A refrigerator on-the-fritz inspired me to use Local Box acorn squash and butternut squash I’d roasted and frozen sooner than I’d expected!

Makes 12 muffins.

  • 1/2 cup white sugar
  • 1/4 cup brown sugar
  • 1/2 stick (1/4 cup) butter, at room temperature
  • 2 eggs
  • 1 1/2 cups cooked, mashed winter squash (I used acorn and butternut, but any variety will work.)
  • 1/2 cup whole-wheat flour
  • 1 cup all-purpose flour
  • 3 heaping tablespoons flax-seed meal
  • 3/4 teaspoon baking powder
  • 1/2 teaspoon baking soda
  • 1 teaspoon cinnamon
  • 1/4 teaspoon salt
  • 1/4 teaspoon nutmeg
  • 1/2 cup chocolate chips

Preheat oven to 400 degrees. Butter muffing tins. Mix sugars, butter, and eggs in a large bowl until fluffy, under a stand mixer if you have one. Add squash and mix.

In a different bowl, combine the dry ingredients.

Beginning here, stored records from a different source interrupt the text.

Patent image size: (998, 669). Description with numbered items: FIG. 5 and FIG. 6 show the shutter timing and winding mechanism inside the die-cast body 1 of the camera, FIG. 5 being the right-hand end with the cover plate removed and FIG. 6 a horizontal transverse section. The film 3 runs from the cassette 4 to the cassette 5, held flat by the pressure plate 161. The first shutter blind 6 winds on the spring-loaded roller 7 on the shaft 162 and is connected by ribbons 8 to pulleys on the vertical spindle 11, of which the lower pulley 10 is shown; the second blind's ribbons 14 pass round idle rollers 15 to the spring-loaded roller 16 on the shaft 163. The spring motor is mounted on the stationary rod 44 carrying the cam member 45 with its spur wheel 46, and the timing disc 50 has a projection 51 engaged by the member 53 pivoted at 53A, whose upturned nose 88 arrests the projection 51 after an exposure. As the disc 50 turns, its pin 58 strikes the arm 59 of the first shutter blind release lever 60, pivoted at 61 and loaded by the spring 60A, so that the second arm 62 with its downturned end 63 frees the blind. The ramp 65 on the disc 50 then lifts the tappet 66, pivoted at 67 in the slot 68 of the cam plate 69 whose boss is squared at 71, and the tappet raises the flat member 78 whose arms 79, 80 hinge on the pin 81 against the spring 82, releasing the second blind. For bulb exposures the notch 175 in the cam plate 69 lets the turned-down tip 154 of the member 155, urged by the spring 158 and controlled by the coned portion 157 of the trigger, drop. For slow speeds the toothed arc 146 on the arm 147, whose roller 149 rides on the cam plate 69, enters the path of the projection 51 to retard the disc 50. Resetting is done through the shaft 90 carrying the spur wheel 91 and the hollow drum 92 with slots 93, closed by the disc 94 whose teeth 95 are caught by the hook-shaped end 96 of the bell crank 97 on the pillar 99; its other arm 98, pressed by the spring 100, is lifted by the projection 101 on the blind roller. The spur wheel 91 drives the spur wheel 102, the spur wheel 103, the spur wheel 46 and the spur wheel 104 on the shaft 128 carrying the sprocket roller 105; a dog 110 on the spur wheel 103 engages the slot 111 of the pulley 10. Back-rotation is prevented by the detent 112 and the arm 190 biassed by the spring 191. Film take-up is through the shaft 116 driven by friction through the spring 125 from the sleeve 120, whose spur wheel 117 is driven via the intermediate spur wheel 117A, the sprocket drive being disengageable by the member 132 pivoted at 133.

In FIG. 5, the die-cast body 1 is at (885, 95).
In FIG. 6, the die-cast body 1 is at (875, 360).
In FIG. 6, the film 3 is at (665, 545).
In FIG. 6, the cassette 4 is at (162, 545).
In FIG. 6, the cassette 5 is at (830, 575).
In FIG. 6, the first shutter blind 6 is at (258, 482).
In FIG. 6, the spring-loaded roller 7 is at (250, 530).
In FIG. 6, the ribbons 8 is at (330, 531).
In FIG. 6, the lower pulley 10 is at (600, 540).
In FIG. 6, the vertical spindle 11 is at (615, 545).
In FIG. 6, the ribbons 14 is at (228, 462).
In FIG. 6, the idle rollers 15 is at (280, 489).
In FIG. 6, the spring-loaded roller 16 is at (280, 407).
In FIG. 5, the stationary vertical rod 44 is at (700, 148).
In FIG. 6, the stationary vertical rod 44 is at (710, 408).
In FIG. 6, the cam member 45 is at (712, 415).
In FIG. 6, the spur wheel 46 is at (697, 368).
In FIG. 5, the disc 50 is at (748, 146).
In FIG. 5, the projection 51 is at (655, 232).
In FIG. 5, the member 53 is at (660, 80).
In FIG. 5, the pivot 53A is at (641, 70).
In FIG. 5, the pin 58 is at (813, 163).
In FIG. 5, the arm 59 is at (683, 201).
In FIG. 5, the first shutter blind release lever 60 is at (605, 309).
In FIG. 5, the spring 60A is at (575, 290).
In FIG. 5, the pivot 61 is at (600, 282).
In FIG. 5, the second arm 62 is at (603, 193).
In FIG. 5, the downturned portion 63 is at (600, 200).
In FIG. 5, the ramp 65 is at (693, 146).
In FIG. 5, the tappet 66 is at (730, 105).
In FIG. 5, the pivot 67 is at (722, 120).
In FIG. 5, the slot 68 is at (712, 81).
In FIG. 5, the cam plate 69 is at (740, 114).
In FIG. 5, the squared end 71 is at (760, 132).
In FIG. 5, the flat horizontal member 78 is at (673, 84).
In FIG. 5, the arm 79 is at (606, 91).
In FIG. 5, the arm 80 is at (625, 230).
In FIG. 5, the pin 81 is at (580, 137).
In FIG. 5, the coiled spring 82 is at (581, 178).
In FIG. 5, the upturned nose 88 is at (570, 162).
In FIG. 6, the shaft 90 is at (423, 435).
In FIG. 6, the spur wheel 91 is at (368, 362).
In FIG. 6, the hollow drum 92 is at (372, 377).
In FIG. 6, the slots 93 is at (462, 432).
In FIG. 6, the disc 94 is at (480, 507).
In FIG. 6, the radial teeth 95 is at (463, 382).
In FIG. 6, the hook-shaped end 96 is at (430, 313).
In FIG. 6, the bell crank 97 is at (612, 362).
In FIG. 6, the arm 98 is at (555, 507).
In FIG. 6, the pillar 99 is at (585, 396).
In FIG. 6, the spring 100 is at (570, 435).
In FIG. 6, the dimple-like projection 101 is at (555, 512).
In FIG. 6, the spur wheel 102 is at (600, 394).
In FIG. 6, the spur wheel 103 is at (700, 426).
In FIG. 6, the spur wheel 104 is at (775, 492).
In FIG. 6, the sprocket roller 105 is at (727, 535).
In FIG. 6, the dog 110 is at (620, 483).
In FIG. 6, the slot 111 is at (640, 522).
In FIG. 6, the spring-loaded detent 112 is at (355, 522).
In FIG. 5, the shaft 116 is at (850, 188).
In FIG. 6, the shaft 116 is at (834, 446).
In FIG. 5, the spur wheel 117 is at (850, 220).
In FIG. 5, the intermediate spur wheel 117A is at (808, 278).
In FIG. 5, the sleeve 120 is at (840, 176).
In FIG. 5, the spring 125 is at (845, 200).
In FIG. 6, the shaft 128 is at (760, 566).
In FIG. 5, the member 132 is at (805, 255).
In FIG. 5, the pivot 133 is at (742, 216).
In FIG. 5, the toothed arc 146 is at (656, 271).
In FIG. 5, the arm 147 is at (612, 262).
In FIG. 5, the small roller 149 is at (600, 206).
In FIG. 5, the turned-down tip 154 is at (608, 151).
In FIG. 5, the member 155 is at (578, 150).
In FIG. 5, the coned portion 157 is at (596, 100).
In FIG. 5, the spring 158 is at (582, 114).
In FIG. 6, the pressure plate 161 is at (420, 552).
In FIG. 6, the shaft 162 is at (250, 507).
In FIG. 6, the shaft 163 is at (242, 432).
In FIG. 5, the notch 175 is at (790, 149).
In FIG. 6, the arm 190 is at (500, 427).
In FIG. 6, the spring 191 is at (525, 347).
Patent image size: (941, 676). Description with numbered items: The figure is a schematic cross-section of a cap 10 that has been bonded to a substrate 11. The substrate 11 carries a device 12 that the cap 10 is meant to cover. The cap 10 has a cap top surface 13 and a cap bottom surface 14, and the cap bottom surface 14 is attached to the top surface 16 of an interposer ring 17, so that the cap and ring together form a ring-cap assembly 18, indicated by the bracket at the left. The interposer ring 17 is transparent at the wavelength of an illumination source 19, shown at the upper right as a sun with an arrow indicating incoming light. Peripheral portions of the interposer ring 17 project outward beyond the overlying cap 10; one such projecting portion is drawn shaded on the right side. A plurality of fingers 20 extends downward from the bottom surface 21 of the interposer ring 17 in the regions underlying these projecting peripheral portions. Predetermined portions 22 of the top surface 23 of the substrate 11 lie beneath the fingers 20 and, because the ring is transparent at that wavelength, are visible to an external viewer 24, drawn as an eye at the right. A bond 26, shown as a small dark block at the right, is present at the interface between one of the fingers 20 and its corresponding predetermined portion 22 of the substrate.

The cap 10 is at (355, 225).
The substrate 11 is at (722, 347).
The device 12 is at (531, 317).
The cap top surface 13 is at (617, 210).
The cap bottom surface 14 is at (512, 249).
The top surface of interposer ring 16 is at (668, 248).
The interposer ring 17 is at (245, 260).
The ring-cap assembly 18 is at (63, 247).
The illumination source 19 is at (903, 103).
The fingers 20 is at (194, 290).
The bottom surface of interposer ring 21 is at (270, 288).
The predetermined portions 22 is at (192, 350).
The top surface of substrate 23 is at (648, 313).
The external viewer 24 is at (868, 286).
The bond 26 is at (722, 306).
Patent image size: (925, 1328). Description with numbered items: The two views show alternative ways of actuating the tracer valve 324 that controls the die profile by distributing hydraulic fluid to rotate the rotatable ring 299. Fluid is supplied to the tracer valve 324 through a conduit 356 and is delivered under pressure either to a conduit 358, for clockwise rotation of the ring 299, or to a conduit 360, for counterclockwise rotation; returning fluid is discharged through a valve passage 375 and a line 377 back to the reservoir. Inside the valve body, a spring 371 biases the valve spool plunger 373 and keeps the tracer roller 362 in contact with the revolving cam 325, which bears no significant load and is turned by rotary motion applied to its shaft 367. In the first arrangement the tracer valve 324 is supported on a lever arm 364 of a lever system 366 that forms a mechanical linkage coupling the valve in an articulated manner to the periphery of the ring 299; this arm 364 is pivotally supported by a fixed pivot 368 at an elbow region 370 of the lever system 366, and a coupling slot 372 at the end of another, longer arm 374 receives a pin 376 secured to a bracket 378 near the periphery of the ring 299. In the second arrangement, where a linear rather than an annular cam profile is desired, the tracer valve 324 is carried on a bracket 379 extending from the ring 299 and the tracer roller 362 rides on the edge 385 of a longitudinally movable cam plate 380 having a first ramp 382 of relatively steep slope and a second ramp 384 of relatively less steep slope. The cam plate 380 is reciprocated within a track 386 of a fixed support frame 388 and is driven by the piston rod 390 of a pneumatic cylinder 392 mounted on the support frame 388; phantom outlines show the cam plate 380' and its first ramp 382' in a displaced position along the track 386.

Ad dry ingredients to wet gradually, mixing to blend well. Stir in chocolate chips. Fill muffin tins 3/4 full with batter, then bake 20 minutes, or until an inserted toothpick comes out clean.

Cool 5 minutes in tins, then remove muffins from tins and let them cool completely on racks.